Pergeseran Kearifan Lokal Dalam Membentuk Sistem Agroforest
                Beragam suku bangsa di pulau sumatera memiliki sistem pembukaan lahan hutan untuk kelangsungan hidup mereka. Di masa lalu membuka hutan dengan azas keharmonisan, lahan yang telah dibuka di tata kembali dengan menanam tanaman serbaguna sehingga membentuk hutan buatan baru. Desa-desa dipinggiran hutan alam tertata dimulai dari lahan pemukiman, persawahan, perkebunan dan hutan alam.
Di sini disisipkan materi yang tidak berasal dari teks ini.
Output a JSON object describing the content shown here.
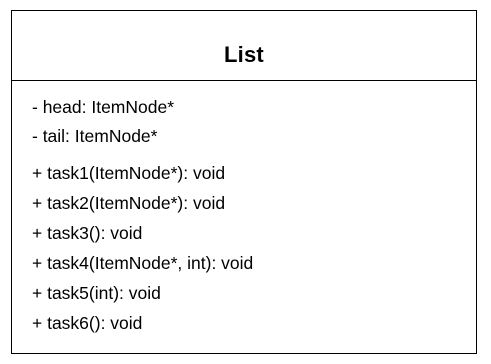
{
  "class_name": "List",
  "attributes": [
    "- head: ItemNode*",
    "- tail: ItemNode*"
  ],
  "methods": [
    "+ task1(ItemNode*): void",
    "+ task2(ItemNode*): void",
    "+ task3(): void",
    "+ task4(ItemNode*, int): void",
    "+ task5(int): void",
    "+ task6(): void"
  ]
}
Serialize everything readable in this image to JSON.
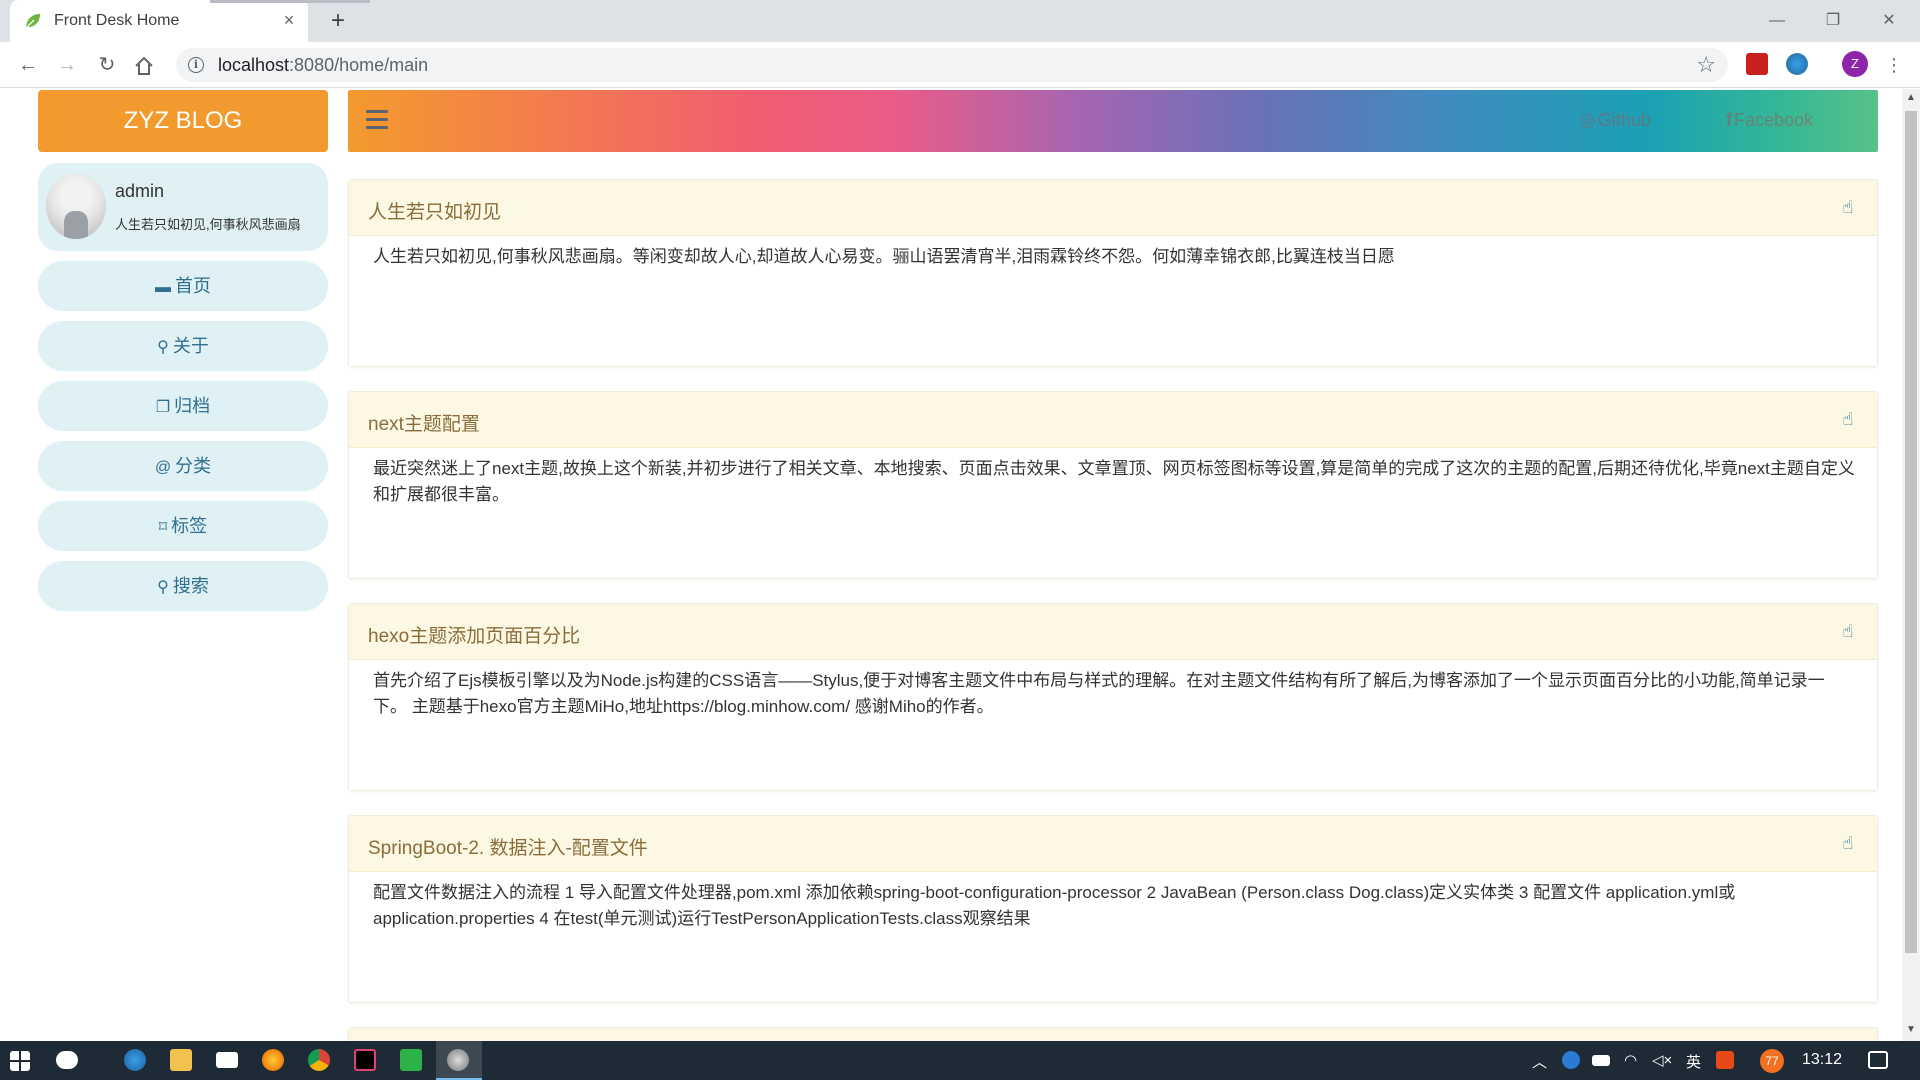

                Bentangan alam pada lahan pemukiman dan persawahan relative datar, sedangkan lahan perkebunan dimulai dari areal perbukitan sampai ke dataran yang lebih tinggi. Perkembangan peradaban manusia hampir disetiap pedesaan menunjukkan bahwa untuk lahan pemukiman dan persawahan relative tidak bertambah luasnya, sedangkan sebaliknya lahan perkebunan terus bertambah luasnya, dan dengan jelas dapat kita simpulkan bahwa untuk memenuhi peningkatan lahan perkebunan tersebut yaitu dengan membuka kawasan hutan.
                Sistem klasik secara umum perkebunan masyarakat pedesaan, khususnya di provinsi Aceh yaitu dengan menanami tanaman serbaguna seperti; pinang, meninjo, kemiri, durian, asam gelugur, cengkeh, kopi, kayu manis, jeruk manis, pokat (dataran tinggi), pala (pantai barat) lada, aren, sagu, pohon sentang dan bayu. Kebun di pekarangan rumah lebih didominasi dengan tanaman buah produktif dan tanaman obat-obatan serta bahan untuk bumbu sayuran seperti; belimbing sayur, mangga, langsat, rambutan, jeruk manis, jeruk nipis, kelapa, pinang, temerui, sirih, kunyit, jahe dan lengkuas serta tanaman serbaguna lainnya.
                Sejak diperkenalkan sisten perkebunan moderen oleh negara Kolonial Belanda , telah terjadi pergeseran sistem perkebunan masyarakat dari tanaman heterogen menjadi tanaman homogen, kebun-kebun rakyat saat ini didomisasi hanya satu atau dua tanaman saja, yaitu karet dan coklat, selanjutnya perkembangan terbaru tanaman yang mendominasi perkebunan rakyat yaitu kelapa sawit dan tanaman ini telah mengepung seluruh wilayah provinsi Aceh dari pesisir pantai timur dan barat menuju ke dataran tinggi.

Pintu Rimba
Pintu rimba (Aceh: pinto rimba, Gayo: pinto rime) adalah sebuah makna dalam peradaban masyarakat di Aceh sebagai pedoman hidup mereka mengelola kawasan perkebunan dan hutan alam. Pada batas-batas desa mereka dengan hutan terdapat beberapa titik yang ditentukan oleh adat sebagai pintu rimba, secara umum dapat dijelaskan bahwa pintu rimba tersebut adalah tapal batas antara peradaban masyarakat dengan peradaban yang lebih luas yaitu seluruh makhluk hidup yang berada didalam hutan.
                Penjelasan lebih lanjut mengenai pintu rimba tersebut bermakna dan memiliki dasar hukum adat bahwa bagi masyarakat dilarang keras untuk membuka lahan hutan melebihi titik penentuan batas yang ditetapkan sebagai pintu rimba, sesuai kebutuhan masyarakat secara bersama, pintu rimba tersebut dapat digeser/ dipindahkan untuk perluasan lahan perkebunan tentu saja melalui kesepakatan/ musyawarah masyarakat desa. Sistem hukum adat tersebut saat ini telah hampir punah dan sangat jarang dipatuhi oleh masyarakat Aceh.